(Bloomberg) -- The Organization for Economic Cooperation and Development on Tuesday said it would take up accession discussions with six countries including Brazil, Argentina and Peru who’ve applied for membership.
The three Latin American countries along with three from Eastern Europe -- Bulgaria, Croatia, and Romania -- will be scrutinized by more than 20 committees to assess whether the candidate states are “aligned with the standards, policies and practices” of the OECD, the Paris-based organization said in a statement.
“Candidate countries will be able to use the accession process to promote further reforms for the benefit of their people, while also strengthening the OECD as a like-minded community committed to a rules-based international order,” said OECD Secretary-General Mathias Cormann.

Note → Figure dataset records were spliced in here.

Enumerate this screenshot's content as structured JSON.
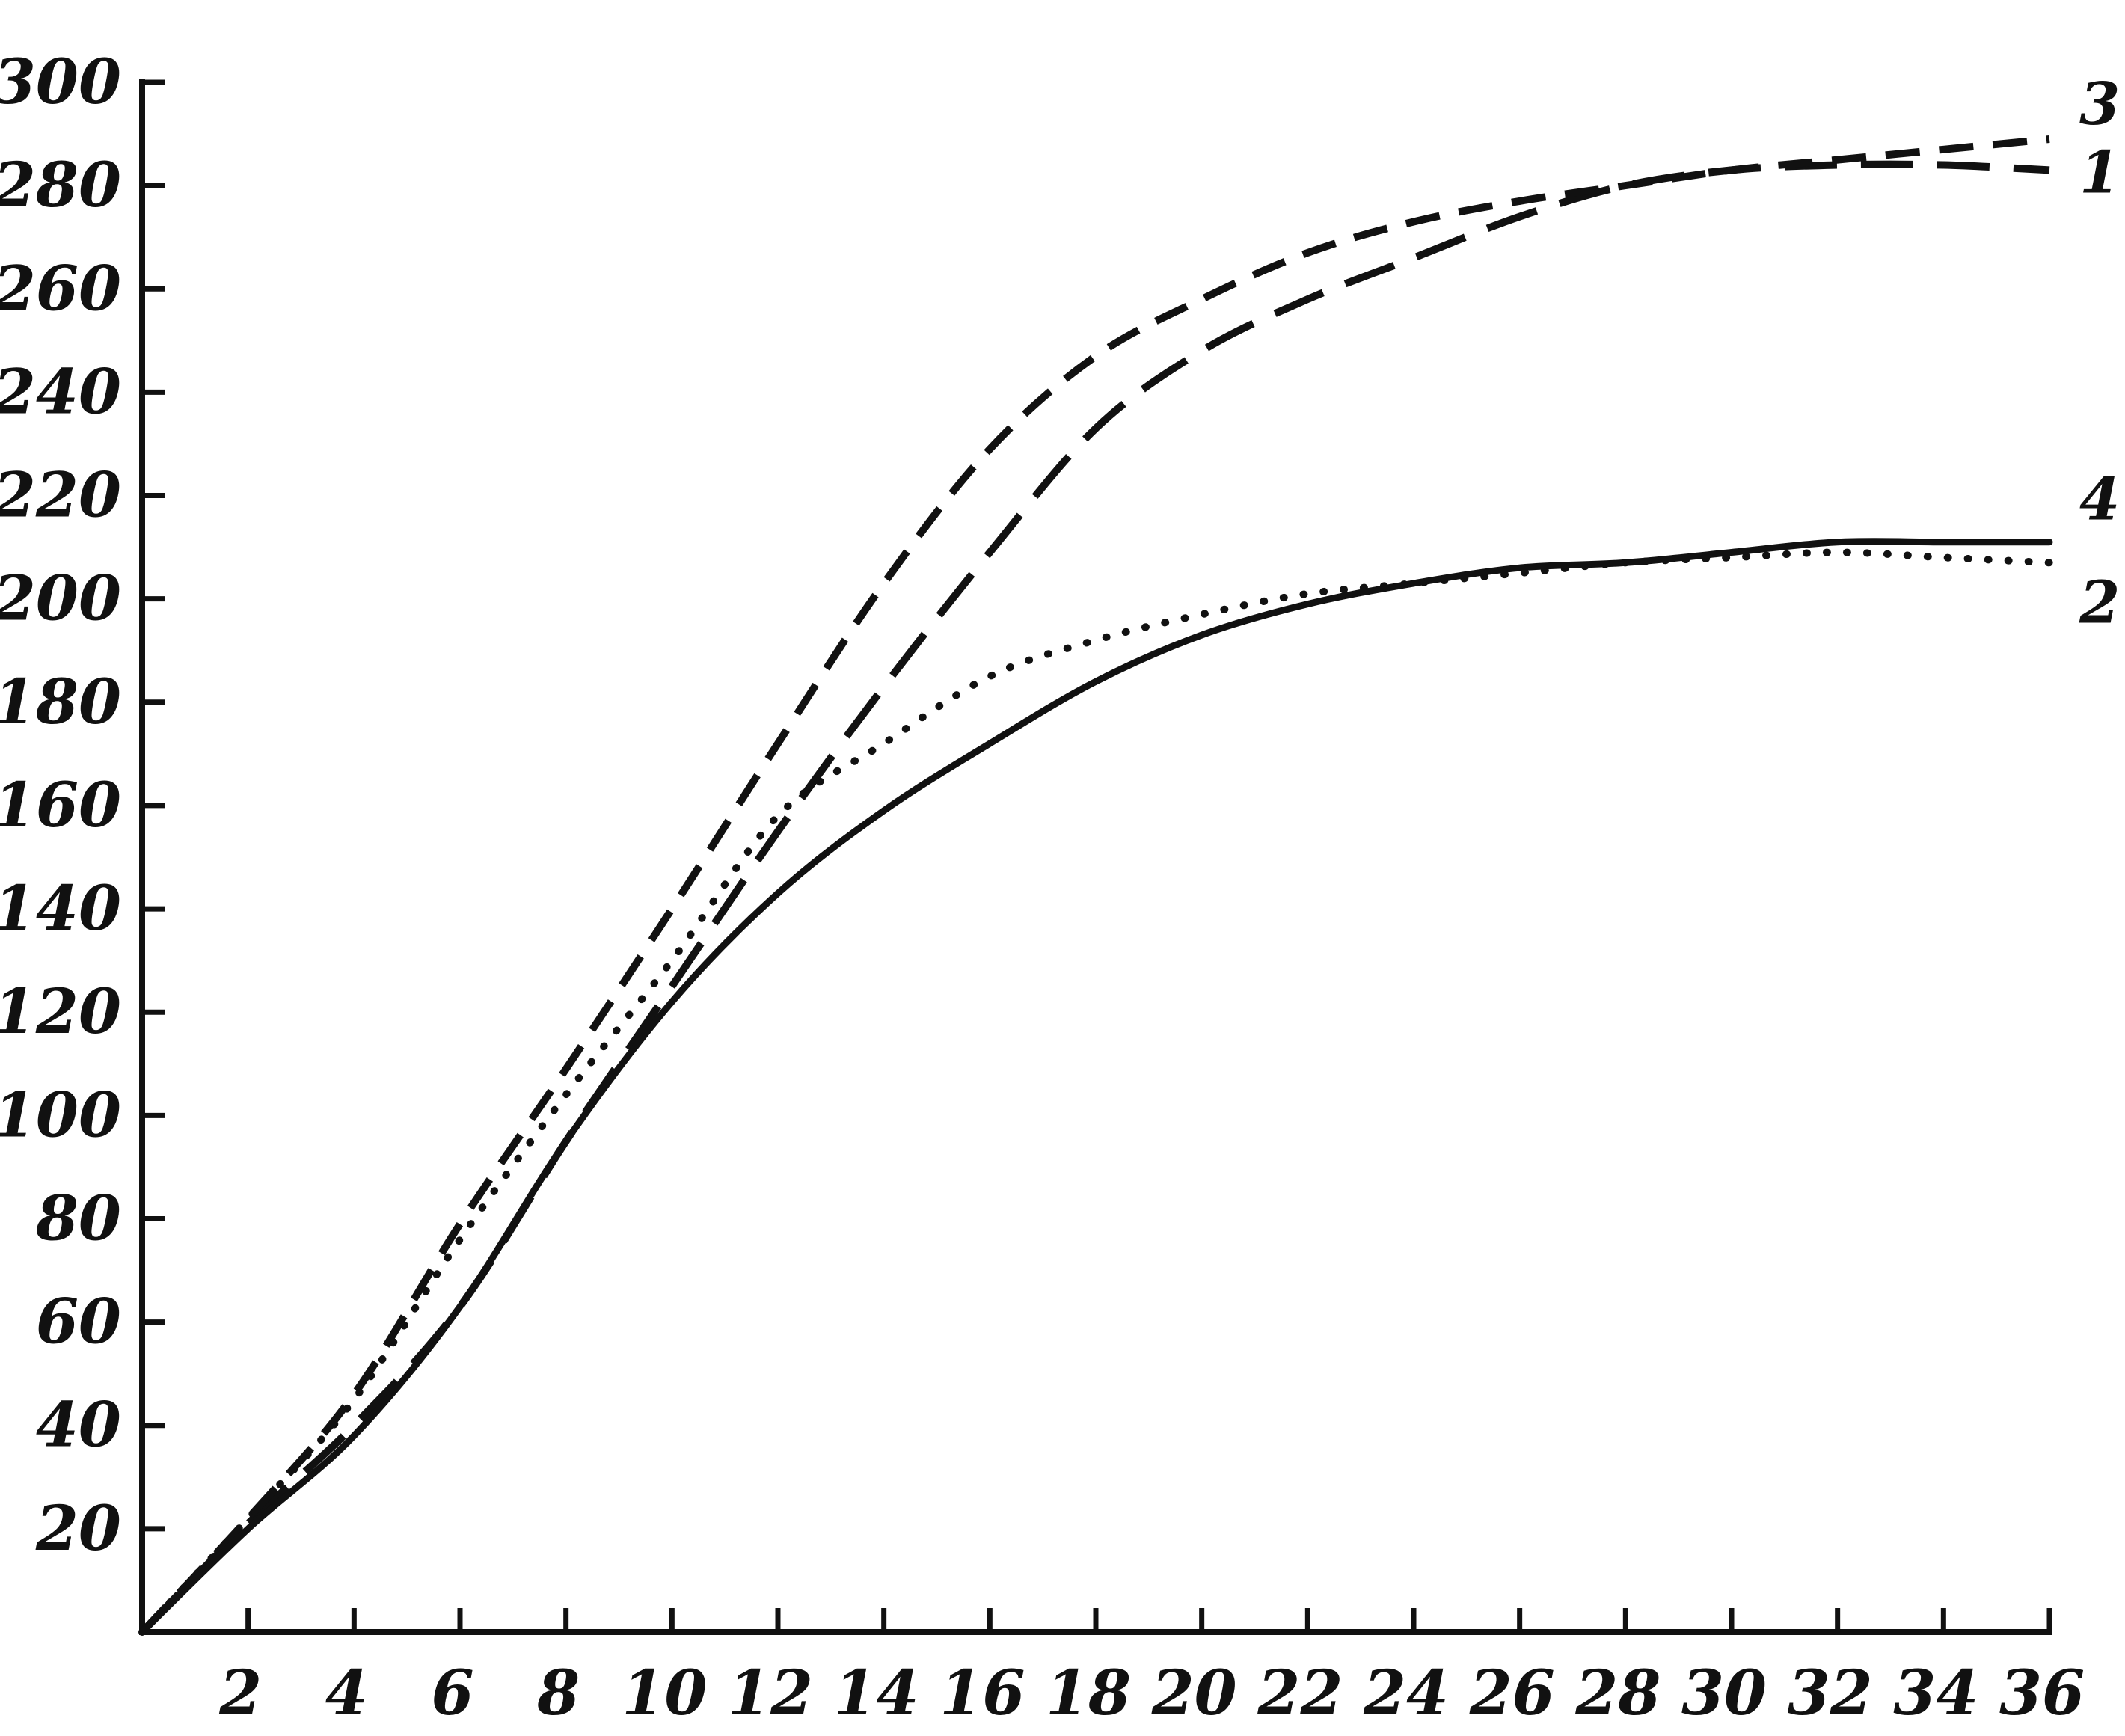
{
  "chart_data": {
    "type": "line",
    "title": "",
    "xlabel": "",
    "ylabel": "",
    "xlim": [
      0,
      36
    ],
    "ylim": [
      0,
      300
    ],
    "grid": false,
    "x_ticks": [
      2,
      4,
      6,
      8,
      10,
      12,
      14,
      16,
      18,
      20,
      22,
      24,
      26,
      28,
      30,
      32,
      34,
      36
    ],
    "y_ticks": [
      20,
      40,
      60,
      80,
      100,
      120,
      140,
      160,
      180,
      200,
      220,
      240,
      260,
      280,
      300
    ],
    "x_tick_labels": [
      "2",
      "4",
      "6",
      "8",
      "10",
      "12",
      "14",
      "16",
      "18",
      "20",
      "22",
      "24",
      "26",
      "28",
      "30",
      "32",
      "34",
      "36"
    ],
    "y_tick_labels": [
      "20",
      "40",
      "60",
      "80",
      "100",
      "120",
      "140",
      "160",
      "180",
      "200",
      "220",
      "240",
      "260",
      "280",
      "300"
    ],
    "series": [
      {
        "name": "1",
        "style": "long-dash",
        "color": "#111111",
        "x": [
          0,
          2,
          4,
          6,
          8,
          10,
          12,
          14,
          16,
          18,
          20,
          22,
          24,
          26,
          28,
          30,
          32,
          34,
          36
        ],
        "y": [
          0,
          21,
          40,
          63,
          95,
          125,
          155,
          183,
          209,
          233,
          248,
          258,
          266,
          274,
          280,
          283,
          284,
          284,
          283
        ]
      },
      {
        "name": "2",
        "style": "dotted",
        "color": "#111111",
        "x": [
          0,
          2,
          4,
          6,
          8,
          10,
          12,
          14,
          16,
          18,
          20,
          22,
          24,
          26,
          28,
          30,
          32,
          34,
          36
        ],
        "y": [
          0,
          22,
          45,
          76,
          104,
          130,
          158,
          172,
          185,
          192,
          197,
          201,
          203,
          205,
          207,
          208,
          209,
          208,
          207
        ]
      },
      {
        "name": "3",
        "style": "short-dash",
        "color": "#111111",
        "x": [
          0,
          2,
          4,
          6,
          8,
          10,
          12,
          14,
          16,
          18,
          20,
          22,
          24,
          26,
          28,
          30,
          32,
          34,
          36
        ],
        "y": [
          0,
          22,
          46,
          79,
          109,
          140,
          172,
          203,
          229,
          247,
          258,
          267,
          273,
          277,
          280,
          283,
          285,
          287,
          289
        ]
      },
      {
        "name": "4",
        "style": "solid",
        "color": "#111111",
        "x": [
          0,
          2,
          4,
          6,
          8,
          10,
          12,
          14,
          16,
          18,
          20,
          22,
          24,
          26,
          28,
          30,
          32,
          34,
          36
        ],
        "y": [
          0,
          20,
          38,
          63,
          95,
          122,
          143,
          159,
          172,
          184,
          193,
          199,
          203,
          206,
          207,
          209,
          211,
          211,
          211
        ]
      }
    ]
  }
}
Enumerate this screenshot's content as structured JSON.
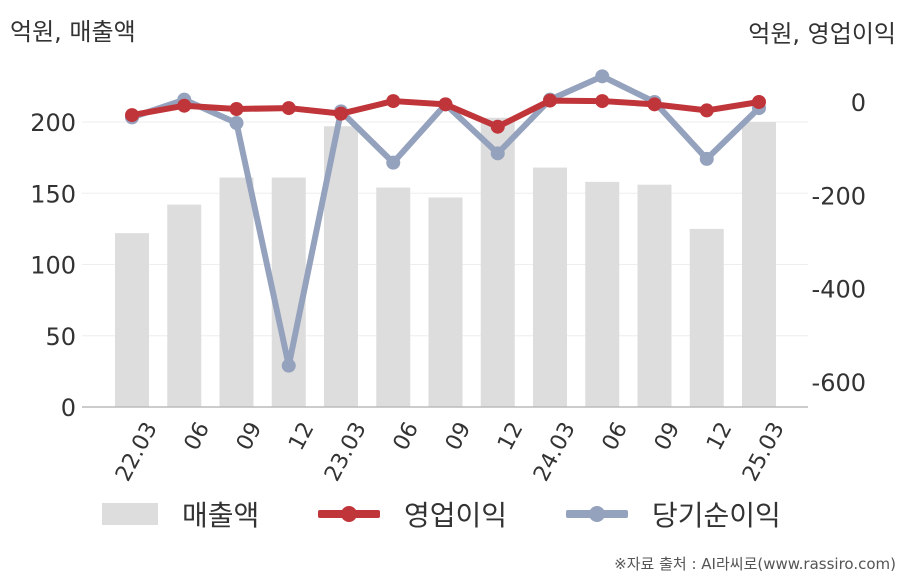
{
  "units": {
    "left": "억원, 매출액",
    "right": "억원, 영업이익"
  },
  "source": "※자료 출처 : AI라씨로(www.rassiro.com)",
  "colors": {
    "bar": "#dddddd",
    "op_line": "#c0353a",
    "net_line": "#95a2bd",
    "axis": "#bbbbbb",
    "grid": "#eeeeee",
    "text": "#333333"
  },
  "chart_data": {
    "type": "bar",
    "title": "",
    "xlabel": "",
    "categories": [
      "22.03",
      "06",
      "09",
      "12",
      "23.03",
      "06",
      "09",
      "12",
      "24.03",
      "06",
      "09",
      "12",
      "25.03"
    ],
    "y_left": {
      "range": [
        0,
        230
      ],
      "ticks": [
        0,
        50,
        100,
        150,
        200
      ],
      "tick_labels": [
        "0",
        "50",
        "100",
        "150",
        "200"
      ]
    },
    "y_right": {
      "range": [
        -655,
        55
      ],
      "ticks": [
        0,
        -200,
        -400,
        -600
      ],
      "tick_labels": [
        "0",
        "-200",
        "-400",
        "-600"
      ]
    },
    "series": [
      {
        "name": "매출액",
        "type": "bar",
        "axis": "left",
        "values": [
          122,
          142,
          161,
          161,
          197,
          154,
          147,
          203,
          168,
          158,
          156,
          125,
          200
        ]
      },
      {
        "name": "영업이익",
        "type": "line",
        "axis": "right",
        "values": [
          -28,
          -8,
          -15,
          -13,
          -25,
          2,
          -5,
          -53,
          3,
          2,
          -5,
          -18,
          0
        ]
      },
      {
        "name": "당기순이익",
        "type": "line",
        "axis": "right",
        "values": [
          -33,
          5,
          -45,
          -565,
          -20,
          -130,
          -5,
          -110,
          5,
          55,
          0,
          -122,
          -13
        ]
      }
    ],
    "grid": true,
    "legend": "bottom"
  }
}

Currently, the OECD comprises 34 countries from Europe, North America, the Pacific Rim and Latin America, representing almost two-thirds of global economic output. As these nations must comply with international standards and reviews, they are seen as having the greatest potential to attract foreign investment.
Brazil’s bid for membership hit a patch of turbulence in 2020 when former Justice Minister Sergio Moro’s allegations that President Jair Bolsonaro had tried to intervene with federal police came to the attention of Drago Kos, chairman of the OECD’s anti-bribery group. He urged Brazilian officials to investigate, adding that “we have to be absolutely sure that Brazil is not going backward.”
Chile and Mexico are currently Latin America’s sole members of the OECD.